You can create custom search engine in minutes with Google. You can specify the sites you would like the search engine to search on along with some other filters.
More Google facts:
- Google employees in the US get death benefits which guarantee that the surviving spouse will receive 50% of their salary every year for the next decade.
- Google wanted to sell itself to online company Excite in 1999 for $1 million, but the Excite CEO rejected the offer, the price was knocked down to $750,000 but he still declined, saying the asking price was too high. One time Yahoo said no, but in 2002 offered to buy Google for $3 billion. Google said no, and it’s now valued at $800 billion. That’s got to sting.
- Goats mow the company lawns. In 2009 the company hired out a heard of 200 goats from California Grazing to trim the lawns.
- Google was originally named BackRub.
- Google’s first office was a rented garage. Starting in September 1998, the company’s first workspace was Susan Wojcicki’s garage on Santa Margarita Ave. in Menlo Park, Calif.
- Google provides Google Fiber Internet with speeds of up to 1,000 Mbps down and 1,000 Mbps up for just 70$/month. This service is limited to a handful cities in US at present.

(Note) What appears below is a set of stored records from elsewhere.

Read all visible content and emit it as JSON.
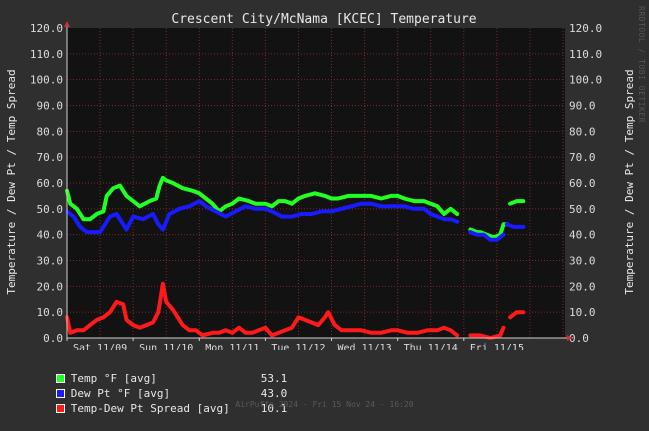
{
  "chart_data": {
    "type": "line",
    "title": "Crescent City/McNama [KCEC] Temperature",
    "ylabel_left": "Temperature / Dew Pt / Temp Spread",
    "ylabel_right": "Temperature / Dew Pt / Temp Spread",
    "ylim": [
      0,
      120
    ],
    "yticks": [
      "0.0",
      "10.0",
      "20.0",
      "30.0",
      "40.0",
      "50.0",
      "60.0",
      "70.0",
      "80.0",
      "90.0",
      "100.0",
      "110.0",
      "120.0"
    ],
    "xlim_days": [
      0,
      7.53
    ],
    "xticks": [
      {
        "day": 0.0,
        "label": "Sat 11/09"
      },
      {
        "day": 1.0,
        "label": "Sun 11/10"
      },
      {
        "day": 2.0,
        "label": "Mon 11/11"
      },
      {
        "day": 3.0,
        "label": "Tue 11/12"
      },
      {
        "day": 4.0,
        "label": "Wed 11/13"
      },
      {
        "day": 5.0,
        "label": "Thu 11/14"
      },
      {
        "day": 6.0,
        "label": "Fri 11/15"
      }
    ],
    "grid": true,
    "colors": {
      "background": "#2f2f2f",
      "plot": "#121212",
      "grid": "#7a2a2a",
      "axis": "#cccccc"
    },
    "series": [
      {
        "name": "Temp °F [avg]",
        "color": "#22ff22",
        "segments": [
          [
            [
              0,
              57
            ],
            [
              0.05,
              52
            ],
            [
              0.15,
              50
            ],
            [
              0.25,
              46
            ],
            [
              0.35,
              46
            ],
            [
              0.45,
              48
            ],
            [
              0.55,
              49
            ],
            [
              0.6,
              55
            ],
            [
              0.7,
              58
            ],
            [
              0.8,
              59
            ],
            [
              0.9,
              55
            ],
            [
              1.0,
              53
            ],
            [
              1.1,
              51
            ],
            [
              1.25,
              53
            ],
            [
              1.35,
              54
            ],
            [
              1.4,
              59
            ],
            [
              1.45,
              62
            ],
            [
              1.5,
              61
            ],
            [
              1.6,
              60
            ],
            [
              1.75,
              58
            ],
            [
              1.9,
              57
            ],
            [
              2.0,
              56
            ],
            [
              2.1,
              54
            ],
            [
              2.2,
              52
            ],
            [
              2.3,
              49
            ],
            [
              2.4,
              51
            ],
            [
              2.5,
              52
            ],
            [
              2.6,
              54
            ],
            [
              2.75,
              53
            ],
            [
              2.85,
              52
            ],
            [
              3.0,
              52
            ],
            [
              3.1,
              51
            ],
            [
              3.2,
              53
            ],
            [
              3.3,
              53
            ],
            [
              3.4,
              52
            ],
            [
              3.5,
              54
            ],
            [
              3.6,
              55
            ],
            [
              3.75,
              56
            ],
            [
              3.9,
              55
            ],
            [
              4.0,
              54
            ],
            [
              4.1,
              54
            ],
            [
              4.25,
              55
            ],
            [
              4.4,
              55
            ],
            [
              4.5,
              55
            ],
            [
              4.6,
              55
            ],
            [
              4.75,
              54
            ],
            [
              4.9,
              55
            ],
            [
              5.0,
              55
            ],
            [
              5.1,
              54
            ],
            [
              5.25,
              53
            ],
            [
              5.4,
              53
            ],
            [
              5.5,
              52
            ],
            [
              5.6,
              51
            ],
            [
              5.7,
              48
            ],
            [
              5.8,
              50
            ],
            [
              5.9,
              48
            ]
          ],
          [
            [
              6.1,
              42
            ],
            [
              6.2,
              41
            ],
            [
              6.25,
              41
            ],
            [
              6.35,
              40
            ],
            [
              6.45,
              39
            ],
            [
              6.55,
              40
            ],
            [
              6.6,
              44
            ],
            [
              6.65,
              44
            ]
          ],
          [
            [
              6.7,
              52
            ],
            [
              6.8,
              53
            ],
            [
              6.9,
              53
            ]
          ]
        ]
      },
      {
        "name": "Dew Pt °F [avg]",
        "color": "#1a1aff",
        "segments": [
          [
            [
              0,
              49
            ],
            [
              0.1,
              47
            ],
            [
              0.2,
              43
            ],
            [
              0.3,
              41
            ],
            [
              0.4,
              41
            ],
            [
              0.5,
              41
            ],
            [
              0.55,
              43
            ],
            [
              0.65,
              47
            ],
            [
              0.75,
              48
            ],
            [
              0.85,
              44
            ],
            [
              0.9,
              42
            ],
            [
              1.0,
              47
            ],
            [
              1.15,
              46
            ],
            [
              1.3,
              48
            ],
            [
              1.38,
              44
            ],
            [
              1.45,
              42
            ],
            [
              1.55,
              48
            ],
            [
              1.7,
              50
            ],
            [
              1.85,
              51
            ],
            [
              2.0,
              53
            ],
            [
              2.1,
              51
            ],
            [
              2.25,
              49
            ],
            [
              2.4,
              47
            ],
            [
              2.55,
              49
            ],
            [
              2.7,
              51
            ],
            [
              2.85,
              50
            ],
            [
              3.0,
              50
            ],
            [
              3.1,
              49
            ],
            [
              3.25,
              47
            ],
            [
              3.4,
              47
            ],
            [
              3.55,
              48
            ],
            [
              3.7,
              48
            ],
            [
              3.85,
              49
            ],
            [
              4.0,
              49
            ],
            [
              4.15,
              50
            ],
            [
              4.3,
              51
            ],
            [
              4.45,
              52
            ],
            [
              4.6,
              52
            ],
            [
              4.75,
              51
            ],
            [
              4.9,
              51
            ],
            [
              5.0,
              51
            ],
            [
              5.1,
              51
            ],
            [
              5.25,
              50
            ],
            [
              5.4,
              50
            ],
            [
              5.5,
              48
            ],
            [
              5.6,
              47
            ],
            [
              5.7,
              46
            ],
            [
              5.8,
              46
            ],
            [
              5.9,
              45
            ]
          ],
          [
            [
              6.1,
              41
            ],
            [
              6.2,
              40
            ],
            [
              6.3,
              40
            ],
            [
              6.4,
              38
            ],
            [
              6.5,
              38
            ],
            [
              6.6,
              40
            ]
          ],
          [
            [
              6.65,
              44
            ],
            [
              6.75,
              43
            ],
            [
              6.9,
              43
            ]
          ]
        ]
      },
      {
        "name": "Temp-Dew Pt Spread [avg]",
        "color": "#ff1a1a",
        "segments": [
          [
            [
              0,
              8
            ],
            [
              0.05,
              2
            ],
            [
              0.15,
              3
            ],
            [
              0.25,
              3
            ],
            [
              0.35,
              5
            ],
            [
              0.45,
              7
            ],
            [
              0.55,
              8
            ],
            [
              0.65,
              10
            ],
            [
              0.75,
              14
            ],
            [
              0.85,
              13
            ],
            [
              0.9,
              7
            ],
            [
              1.0,
              5
            ],
            [
              1.1,
              4
            ],
            [
              1.2,
              5
            ],
            [
              1.3,
              6
            ],
            [
              1.38,
              10
            ],
            [
              1.45,
              21
            ],
            [
              1.5,
              14
            ],
            [
              1.6,
              11
            ],
            [
              1.75,
              5
            ],
            [
              1.85,
              3
            ],
            [
              1.95,
              3
            ],
            [
              2.05,
              1
            ],
            [
              2.2,
              2
            ],
            [
              2.3,
              2
            ],
            [
              2.4,
              3
            ],
            [
              2.5,
              2
            ],
            [
              2.6,
              4
            ],
            [
              2.7,
              2
            ],
            [
              2.8,
              2
            ],
            [
              2.9,
              3
            ],
            [
              3.0,
              4
            ],
            [
              3.1,
              1
            ],
            [
              3.2,
              2
            ],
            [
              3.3,
              3
            ],
            [
              3.4,
              4
            ],
            [
              3.5,
              8
            ],
            [
              3.6,
              7
            ],
            [
              3.7,
              6
            ],
            [
              3.8,
              5
            ],
            [
              3.9,
              8
            ],
            [
              3.95,
              10
            ],
            [
              4.05,
              5
            ],
            [
              4.15,
              3
            ],
            [
              4.3,
              3
            ],
            [
              4.45,
              3
            ],
            [
              4.6,
              2
            ],
            [
              4.75,
              2
            ],
            [
              4.9,
              3
            ],
            [
              5.0,
              3
            ],
            [
              5.15,
              2
            ],
            [
              5.3,
              2
            ],
            [
              5.45,
              3
            ],
            [
              5.6,
              3
            ],
            [
              5.7,
              4
            ],
            [
              5.8,
              3
            ],
            [
              5.9,
              1
            ]
          ],
          [
            [
              6.1,
              1
            ],
            [
              6.25,
              1
            ],
            [
              6.4,
              0
            ],
            [
              6.55,
              1
            ],
            [
              6.6,
              4
            ]
          ],
          [
            [
              6.7,
              8
            ],
            [
              6.8,
              10
            ],
            [
              6.9,
              10
            ]
          ]
        ]
      }
    ]
  },
  "legend": [
    {
      "label": "Temp °F [avg]",
      "value": "53.1",
      "color": "#22ff22"
    },
    {
      "label": "Dew Pt °F [avg]",
      "value": "43.0",
      "color": "#1a1aff"
    },
    {
      "label": "Temp-Dew Pt Spread [avg]",
      "value": "10.1",
      "color": "#ff1a1a"
    }
  ],
  "footer": "AirPuffe 2024 - Fri 15 Nov 24 - 16:20",
  "brand": "RRDTOOL / TOBI OETIKER"
}
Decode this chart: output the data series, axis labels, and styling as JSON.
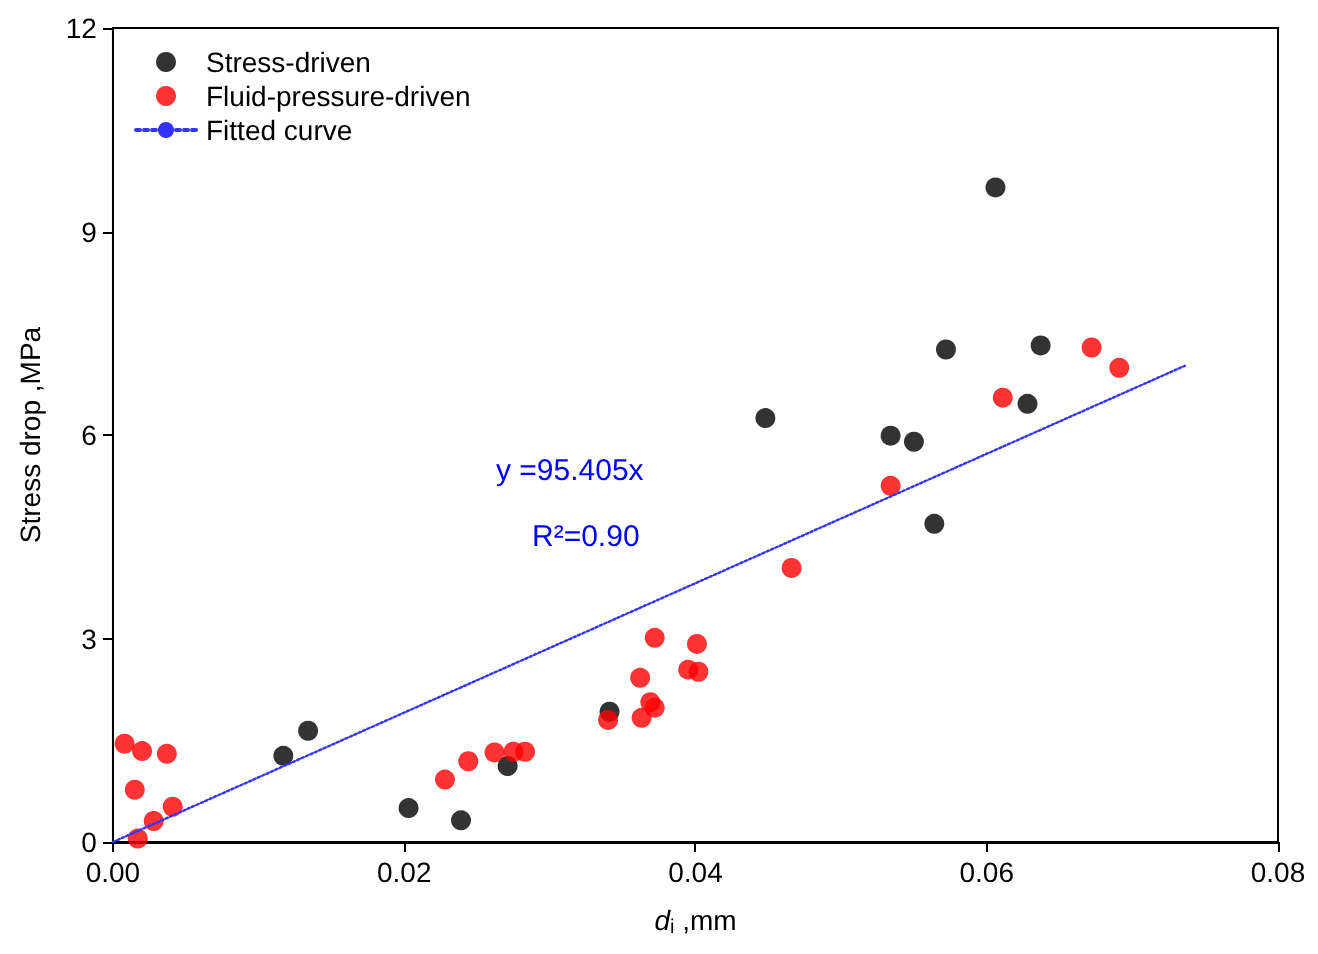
{
  "chart_data": {
    "type": "scatter",
    "xlabel": "d$_{i}$ ,mm",
    "ylabel": "Stress drop ,MPa",
    "xlim": [
      0,
      0.08
    ],
    "xticks": [
      {
        "value": 0,
        "label": "0.00"
      },
      {
        "value": 0.02,
        "label": "0.02"
      },
      {
        "value": 0.04,
        "label": "0.04"
      },
      {
        "value": 0.06,
        "label": "0.06"
      },
      {
        "value": 0.08,
        "label": "0.08"
      }
    ],
    "ylim": [
      0,
      12
    ],
    "yticks": [
      0,
      3,
      6,
      9,
      12
    ],
    "grid": false,
    "legend": "top left",
    "marker": "circle",
    "annotations": [
      "y =95.405x",
      "R²=0.90"
    ],
    "series": [
      {
        "name": "Stress-driven",
        "color": "#000000",
        "x": [
          0.0117,
          0.0134,
          0.0203,
          0.0239,
          0.0271,
          0.0341,
          0.0448,
          0.0534,
          0.055,
          0.0564,
          0.0572,
          0.0606,
          0.0628,
          0.0637
        ],
        "values": [
          1.27,
          1.64,
          0.5,
          0.32,
          1.12,
          1.92,
          6.25,
          5.99,
          5.9,
          4.69,
          7.26,
          9.65,
          6.46,
          7.32
        ]
      },
      {
        "name": "Fluid-pressure-driven",
        "color": "#ff0000",
        "x": [
          0.0008,
          0.002,
          0.0037,
          0.0015,
          0.0041,
          0.0028,
          0.0017,
          0.0228,
          0.0244,
          0.0262,
          0.0275,
          0.0283,
          0.034,
          0.0363,
          0.0362,
          0.0369,
          0.0372,
          0.0372,
          0.0395,
          0.0402,
          0.0401,
          0.0466,
          0.0534,
          0.0611,
          0.0672,
          0.0691
        ],
        "values": [
          1.45,
          1.34,
          1.3,
          0.77,
          0.52,
          0.31,
          0.05,
          0.92,
          1.19,
          1.32,
          1.33,
          1.33,
          1.8,
          1.83,
          2.42,
          2.06,
          1.98,
          3.01,
          2.54,
          2.51,
          2.92,
          4.04,
          5.25,
          6.55,
          7.29,
          6.99
        ]
      },
      {
        "name": "Fitted curve",
        "type": "line",
        "color": "#3333ff",
        "line_style": "dotted",
        "marker": "none",
        "x": [
          0,
          0.0736
        ],
        "values": [
          0,
          7.02
        ]
      }
    ]
  }
}
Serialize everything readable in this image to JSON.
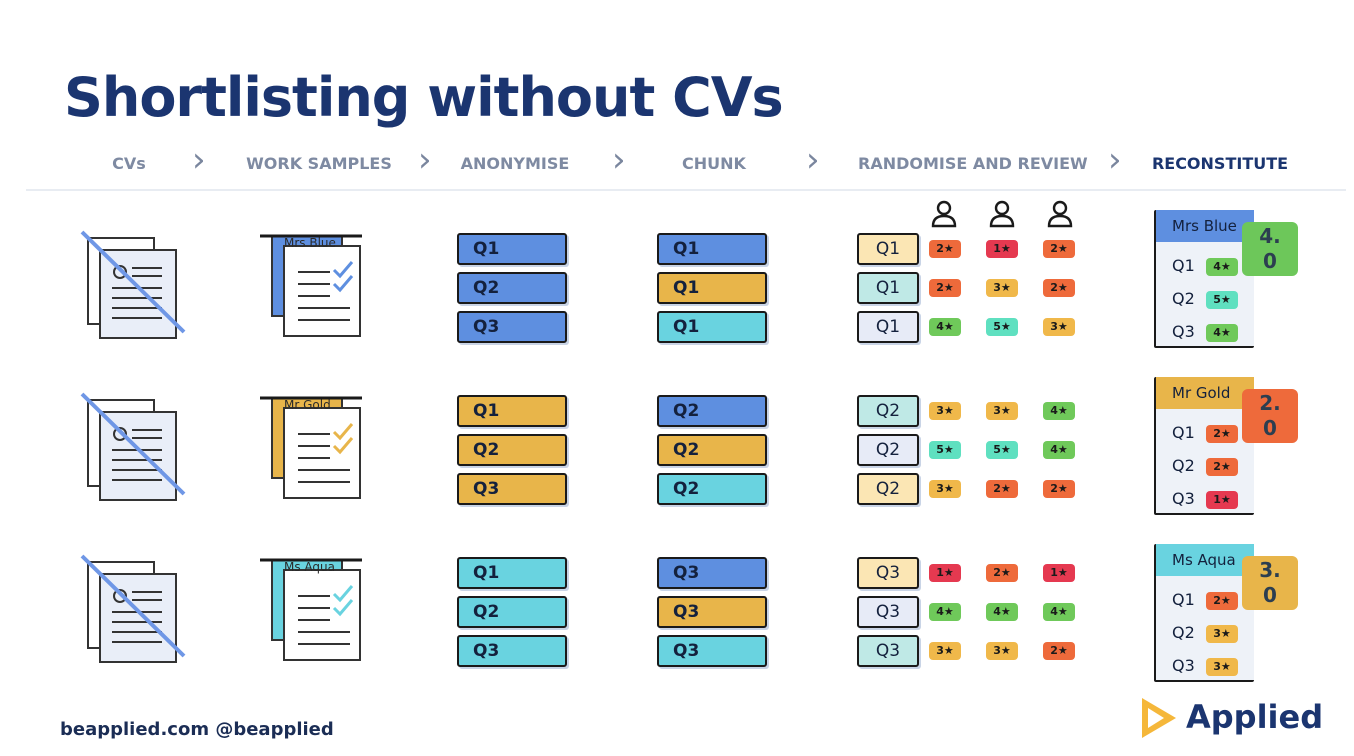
{
  "title": "Shortlisting without CVs",
  "steps": [
    "CVs",
    "WORK SAMPLES",
    "ANONYMISE",
    "CHUNK",
    "RANDOMISE AND REVIEW",
    "RECONSTITUTE"
  ],
  "colors": {
    "blue": "#5e8fe0",
    "gold": "#e8b54a",
    "aqua": "#69d3e0",
    "gold_light": "#fbe6b4",
    "aqua_light": "#bfe9e6",
    "lav_light": "#e7ebf7",
    "r1": "#e53950",
    "r2": "#ee6a3b",
    "r3": "#f0b84a",
    "r4": "#6fc95a",
    "r5": "#5fe0c0",
    "score_green": "#6dc75a",
    "score_orange": "#ee6a3b",
    "score_gold": "#e8b54a"
  },
  "work_samples": [
    "Mrs Blue",
    "Mr Gold",
    "Ms Aqua"
  ],
  "anonymise": [
    [
      "Q1",
      "Q2",
      "Q3"
    ],
    [
      "Q1",
      "Q2",
      "Q3"
    ],
    [
      "Q1",
      "Q2",
      "Q3"
    ]
  ],
  "chunk": [
    [
      "Q1",
      "Q1",
      "Q1"
    ],
    [
      "Q2",
      "Q2",
      "Q2"
    ],
    [
      "Q3",
      "Q3",
      "Q3"
    ]
  ],
  "review": {
    "reviewer_icon": "person-icon",
    "rows": [
      {
        "label": "Q1",
        "ratings": [
          "2★",
          "1★",
          "2★"
        ]
      },
      {
        "label": "Q1",
        "ratings": [
          "2★",
          "3★",
          "2★"
        ]
      },
      {
        "label": "Q1",
        "ratings": [
          "4★",
          "5★",
          "3★"
        ]
      },
      {
        "label": "Q2",
        "ratings": [
          "3★",
          "3★",
          "4★"
        ]
      },
      {
        "label": "Q2",
        "ratings": [
          "5★",
          "5★",
          "4★"
        ]
      },
      {
        "label": "Q2",
        "ratings": [
          "3★",
          "2★",
          "2★"
        ]
      },
      {
        "label": "Q3",
        "ratings": [
          "1★",
          "2★",
          "1★"
        ]
      },
      {
        "label": "Q3",
        "ratings": [
          "4★",
          "4★",
          "4★"
        ]
      },
      {
        "label": "Q3",
        "ratings": [
          "3★",
          "3★",
          "2★"
        ]
      }
    ]
  },
  "reconstitute": [
    {
      "name": "Mrs Blue",
      "score_line1": "4.",
      "score_line2": "0",
      "items": [
        {
          "q": "Q1",
          "r": "4★"
        },
        {
          "q": "Q2",
          "r": "5★"
        },
        {
          "q": "Q3",
          "r": "4★"
        }
      ]
    },
    {
      "name": "Mr Gold",
      "score_line1": "2.",
      "score_line2": "0",
      "items": [
        {
          "q": "Q1",
          "r": "2★"
        },
        {
          "q": "Q2",
          "r": "2★"
        },
        {
          "q": "Q3",
          "r": "1★"
        }
      ]
    },
    {
      "name": "Ms Aqua",
      "score_line1": "3.",
      "score_line2": "0",
      "items": [
        {
          "q": "Q1",
          "r": "2★"
        },
        {
          "q": "Q2",
          "r": "3★"
        },
        {
          "q": "Q3",
          "r": "3★"
        }
      ]
    }
  ],
  "footer": "beapplied.com   @beapplied",
  "logo": "Applied"
}
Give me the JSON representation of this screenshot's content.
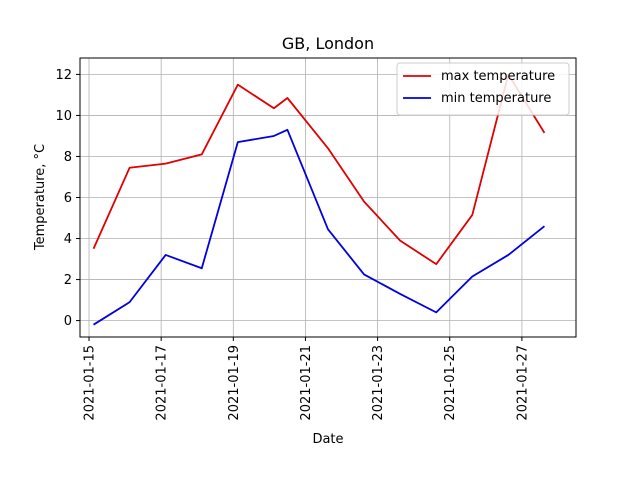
{
  "chart_data": {
    "type": "line",
    "title": "GB, London",
    "xlabel": "Date",
    "ylabel": "Temperature, °C",
    "x_tick_labels": [
      "2021-01-15",
      "2021-01-17",
      "2021-01-19",
      "2021-01-21",
      "2021-01-23",
      "2021-01-25",
      "2021-01-27"
    ],
    "y_tick_labels": [
      "0",
      "2",
      "4",
      "6",
      "8",
      "10",
      "12"
    ],
    "xlim": [
      "2021-01-14 18:00",
      "2021-01-28 12:00"
    ],
    "ylim": [
      -0.8,
      12.8
    ],
    "grid": true,
    "legend_position": "top-right",
    "series": [
      {
        "name": "max temperature",
        "color": "#e00000",
        "points": [
          {
            "x": "2021-01-15 03:00",
            "y": 3.5
          },
          {
            "x": "2021-01-16 03:00",
            "y": 7.45
          },
          {
            "x": "2021-01-17 03:00",
            "y": 7.65
          },
          {
            "x": "2021-01-18 03:00",
            "y": 8.1
          },
          {
            "x": "2021-01-19 03:00",
            "y": 11.5
          },
          {
            "x": "2021-01-20 03:00",
            "y": 10.35
          },
          {
            "x": "2021-01-20 12:00",
            "y": 10.85
          },
          {
            "x": "2021-01-21 15:00",
            "y": 8.4
          },
          {
            "x": "2021-01-22 15:00",
            "y": 5.8
          },
          {
            "x": "2021-01-23 15:00",
            "y": 3.9
          },
          {
            "x": "2021-01-24 15:00",
            "y": 2.75
          },
          {
            "x": "2021-01-25 15:00",
            "y": 5.15
          },
          {
            "x": "2021-01-26 15:00",
            "y": 12.0
          },
          {
            "x": "2021-01-27 15:00",
            "y": 9.15
          }
        ]
      },
      {
        "name": "min temperature",
        "color": "#0000e0",
        "points": [
          {
            "x": "2021-01-15 03:00",
            "y": -0.2
          },
          {
            "x": "2021-01-16 03:00",
            "y": 0.9
          },
          {
            "x": "2021-01-17 03:00",
            "y": 3.2
          },
          {
            "x": "2021-01-18 03:00",
            "y": 2.55
          },
          {
            "x": "2021-01-19 03:00",
            "y": 8.7
          },
          {
            "x": "2021-01-20 03:00",
            "y": 9.0
          },
          {
            "x": "2021-01-20 12:00",
            "y": 9.3
          },
          {
            "x": "2021-01-21 15:00",
            "y": 4.45
          },
          {
            "x": "2021-01-22 15:00",
            "y": 2.25
          },
          {
            "x": "2021-01-23 15:00",
            "y": 1.3
          },
          {
            "x": "2021-01-24 15:00",
            "y": 0.4
          },
          {
            "x": "2021-01-25 15:00",
            "y": 2.15
          },
          {
            "x": "2021-01-26 15:00",
            "y": 3.2
          },
          {
            "x": "2021-01-27 15:00",
            "y": 4.6
          }
        ]
      }
    ]
  }
}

- Googlers ride colorful “gBikes” around the Googleplex, none of the bikes have locks. Employees simply “borrow” the nearest set of wheels. When they’re done, they drop them off conveniently close to office entryways for other Googlers to use.
- Google negotiated its acquisition of YouTube’s at Denny’s over mozzarella sticks. “We didn’t want to meet at offices,” YouTube co-founder Steven Chen said, “so we were like, ‘Where’s a place that none of us would go?’” That place turned out to be a Denny’s in Palo Alto, Calif. Mozzarella sticks were nibbled, hands were shaken.
- When it went public, Google was valued as much as General Motors. The company sold 19,605,052 shares of stock for $85 per share. It was valued at $27 billion.
- Google gave Mountain View the gift of free Wi-Fi. In 2006, the company decided to provide Mountain View, the California town where its main headquarters is located, with free city-wide Wi-Fi. While certainly generous, it likely just meant that even more people were free to jump on the web and use the search engine.
- Google was stored on 4GB hard drives. The company’s search engine algorithm was stored on 10 separate 4GB hard drives. Today Google has indexed more than 100 million gigabytes of data, making its original 40 GB storage capacity look rather humble.
- Stanford owns Google’s first search patent. Stanford received 1.8 million shares of Google stock in exchange for a long-term patent license. PageRank has since earned more than $337 million for Stanford, which was more than enough to see the two inducted into the university’s Inventor Hall of Fame. PageRank isn’t the only algorithm used by Google these days, but it was the first.
- Don’t be evil. This motto was first suggested by Google employee Paul Buchheit back in the early 2000s and appeared in Google’s 2004 IPO prospectus, later Alphabet the parent company in 2015, changed the motto slightly to “Do the right thing” in the corporate code of conduct.
- The company, on average, purchases a new company roughly once a week. As of June 2016, Google has bought over 190 different companies.
- Google owns common misspellings of its own name as well, such as Gooogle, Gogle, Googlr.
- No part of a Google office is allowed to be more than 150 feet away from some kind of food.
- There’s a rotated version of Google known as ‘Google Mirror’, which shows everything in a mirrored avatar. It might sound like just a fun and pointless add on, but it was actually useful in circumventing the Great Firewall in China that banned Google.
- Funny fact. Dogs with strong bladders and friendly dispositions are welcomed in the offices, but cats are discouraged due to the number of dogs present.
- Employees are called Googlers, new employees are called Nooglers.
- Google keeps track of activities of all of its users. If you have an Android smartphone with location enabled, you can find out exactly where you were on any given date.
- Google pays 3 billion USD per year to Apple to remain default search engine on iOS devices.